Solutions to be posted as a "Reply" only after January 22, 21:00

a. Solve IVP
\begin{align}
&u_t+uu_x=0,
\label{eq-HA1.10}\\
&u|_{t=0}=x
\label{eq-HA1.11}
\end{align}
b. Describe domain in (x,t) where this solution is properly defined. Consider separately $t>0$ and $t<0$.

[Biao Zhang]

HA1-6

[Jessica Chen]

a. This is a quasilinear equation.
\begin{equation}
\frac{d t}{1} = \frac{d x}{u} = \frac{d u}{0};
\end{equation}
Then we get $ut-x= C$ for some arbitrary constant C.
Consider the initial condition $u|_{t=0}=x$, take an initial point $(0, x_0)$ such that
\begin{equation}
u(x, 0) = x
\end{equation}
 Therefore we have $u = f(x_0) = f(x-ut)$ along characteristics, so
\begin{equation}
u(x,y) = f(x-ut) = x-ut\\
u(x, y) = \frac{x}{1+t}
\end{equation}


b.
When $t>-1$, the solution is clearly hold.
However when $t<-1$ the solution breaks because the characteristics lines cannot be interpreted if they are intersected or undefined.

[Ping Wei]

b） when t < 0 t not equal 0 
      when t > 0 all t are fine

[Victor Ivrii]

This is a quasilinear equation as coefficients depend on $u$. Then we cannot solve for $x,t$ separately; we are looking for 3-dimensional curves defined by $\frac{dt}{1}=\frac{dx}{u}=\frac{du}{0}$ but their $(x,t)$ projections intersect and as soon as it happens we cannot assign a value to $u$.

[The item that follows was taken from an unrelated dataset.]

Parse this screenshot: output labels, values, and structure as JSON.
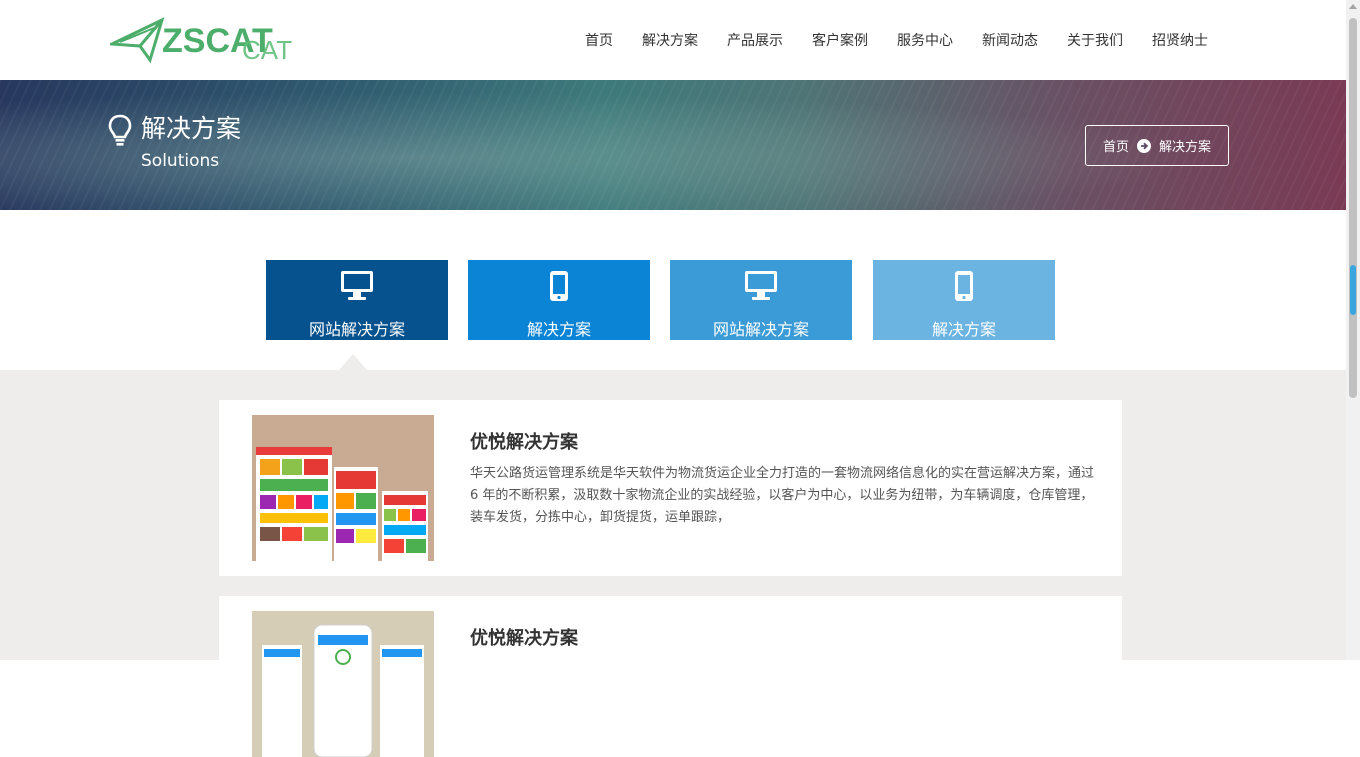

In this example it happens as $t=-1$: all integral lines intersect in the same points but it is rather an exception (but even less dramatic intersections break things; see Web bonus problems). So, solution as we understand it exists for $t>-1$ only.

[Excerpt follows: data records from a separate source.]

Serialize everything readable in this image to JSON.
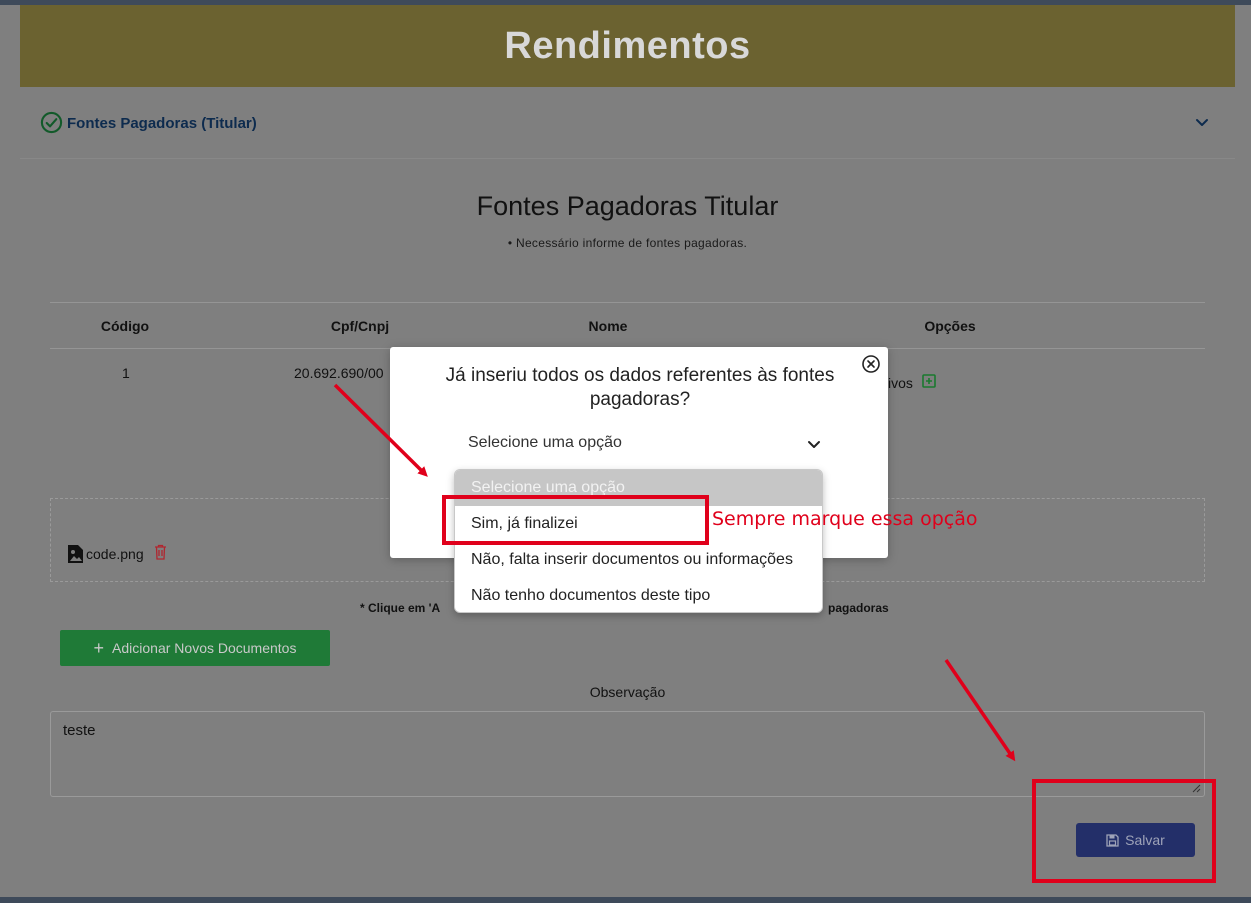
{
  "header": {
    "title": "Rendimentos"
  },
  "accordion": {
    "title": "Fontes Pagadoras (Titular)"
  },
  "section": {
    "title": "Fontes Pagadoras Titular",
    "subtitle": "• Necessário informe de fontes pagadoras."
  },
  "table": {
    "headers": [
      "Código",
      "Cpf/Cnpj",
      "Nome",
      "Opções"
    ],
    "rows": [
      {
        "codigo": "1",
        "cpf_cnpj": "20.692.690/00",
        "opcoes_partial": "ivos"
      }
    ]
  },
  "document": {
    "file_name": "code.png"
  },
  "hint": {
    "left": "* Clique em 'A",
    "right": "pagadoras"
  },
  "add_button": {
    "label": "Adicionar Novos Documentos"
  },
  "observation": {
    "label": "Observação",
    "value": "teste"
  },
  "save_button": {
    "label": "Salvar"
  },
  "modal": {
    "question": "Já inseriu todos os dados referentes às fontes pagadoras?",
    "select_value": "Selecione uma opção",
    "options": [
      "Selecione uma opção",
      "Sim, já finalizei",
      "Não, falta inserir documentos ou informações",
      "Não tenho documentos deste tipo"
    ]
  },
  "annotation": {
    "callout": "Sempre marque essa opção",
    "color": "#e0001b"
  },
  "colors": {
    "title_bar": "#6b6230",
    "add_button": "#1f7a37",
    "save_button": "#232f69",
    "accent_text": "#0d2b4e"
  },
  "icons": [
    "check-circle-icon",
    "chevron-down-icon",
    "plus-square-icon",
    "image-file-icon",
    "trash-icon",
    "plus-icon",
    "floppy-disk-icon",
    "close-circle-icon"
  ]
}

Note. However there is a workout via discontinuous solutions which we discuss if time permits in the end of the class. This particular equation is a toy-model for gas dynamics and jumps in solutions are interpreted as shock waves. This is much more advanced topic.

Note. Web Bonus Problem 1 is related.